The high-spending period was mainly financed with money from bond sales, but now much of the department's annual revenue has to go to debt service. Missouri's 17-cent gasoline tax regrettably remains one of the lowest of our eight border states.
Given the need to explore alternate ways to pay for new projects, MoDOT is right to trigger another debate on whether new work should be financed with tolls.
What MoDOT is planning, though, represents a different wrinkle on the subject.
It is proposing to rebuild Interstate 70 from St. Louis to Kansas City and finance the work with a toll, using a legal framework first devised in 2006 for the construction of a new bridge over the Mississippi River in St. Louis.
That project never happened. But it was different because it would have used a private company to build the bridge and collect toll revenue.
Under current legal interpretations, the state road fund can't be used for projects involving tolls, chief engineer Dave Nichols said. But the Mississippi bridge plan would have been financed solely with toll money rather than road fund money, and the General Assembly gave the project its blessing.
MoDOT proposes to use a similar development agreement to rebuild I-70. The state would lease the freeway corridor to a private-sector company, which would build, operate, finance and maintain the roadway for up to 50 years.

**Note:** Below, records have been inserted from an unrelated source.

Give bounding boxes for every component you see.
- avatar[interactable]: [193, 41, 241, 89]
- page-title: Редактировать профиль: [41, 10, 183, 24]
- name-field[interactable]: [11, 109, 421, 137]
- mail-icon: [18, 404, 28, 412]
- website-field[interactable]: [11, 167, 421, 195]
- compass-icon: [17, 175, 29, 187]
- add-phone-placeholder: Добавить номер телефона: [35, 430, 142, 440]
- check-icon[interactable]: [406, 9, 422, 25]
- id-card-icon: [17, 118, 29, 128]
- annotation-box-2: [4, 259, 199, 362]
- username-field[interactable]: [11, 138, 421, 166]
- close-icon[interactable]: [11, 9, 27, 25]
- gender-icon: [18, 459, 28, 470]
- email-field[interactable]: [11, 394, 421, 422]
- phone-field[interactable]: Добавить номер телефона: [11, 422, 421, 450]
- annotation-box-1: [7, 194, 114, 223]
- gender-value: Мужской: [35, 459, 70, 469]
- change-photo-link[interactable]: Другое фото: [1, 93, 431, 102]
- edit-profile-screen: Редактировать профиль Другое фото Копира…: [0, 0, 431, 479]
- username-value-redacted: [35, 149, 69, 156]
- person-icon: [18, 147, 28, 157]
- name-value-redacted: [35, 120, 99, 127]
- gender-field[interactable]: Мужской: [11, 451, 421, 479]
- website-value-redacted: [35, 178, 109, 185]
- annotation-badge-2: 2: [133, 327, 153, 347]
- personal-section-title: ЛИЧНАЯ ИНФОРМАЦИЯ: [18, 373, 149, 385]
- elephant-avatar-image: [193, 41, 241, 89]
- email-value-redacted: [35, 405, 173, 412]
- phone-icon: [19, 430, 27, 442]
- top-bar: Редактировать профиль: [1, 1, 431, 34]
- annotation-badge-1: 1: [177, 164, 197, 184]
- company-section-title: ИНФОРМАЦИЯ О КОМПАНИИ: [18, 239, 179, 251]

The work would be financed solely by those who used the road. Money in the state road fund would be freed up for general work elsewhere around the state.
Rep. Charlie Denison, R-Springfield, chairman of the House Transportation Committee, reacted favorably toward the plan but noted that opponents carry considerable weight. He acknowledged that his own constituents had a dim view of toll roads and that the motor carriers' trade group would, as in the past, be adamantly against the idea.
MoDOT has taken dramatic steps to reduce its costs and stretch highway dollars. Earlier this year, the state highway commission approved a plan that would save $512 million over the next five years by cutting jobs, selling equipment and closing facilities.
Lawmakers, who will reconvene for the 2012 session in a couple of months, face an uninviting set of options. If legislators do nothing to boost revenue (such as asking voters to endorse a gasoline tax increase), the road system will begin to deteriorate and soon we will be back to the bad old days of pitted Missouri highways. The situation with I-70, Denison said, is "desperate."
Tolls can be overused, but they represent a legitimate financing method for certain projects. Missouri's de facto toll ban is counterproductive, and the innovative I-70 plan deserves serious consideration.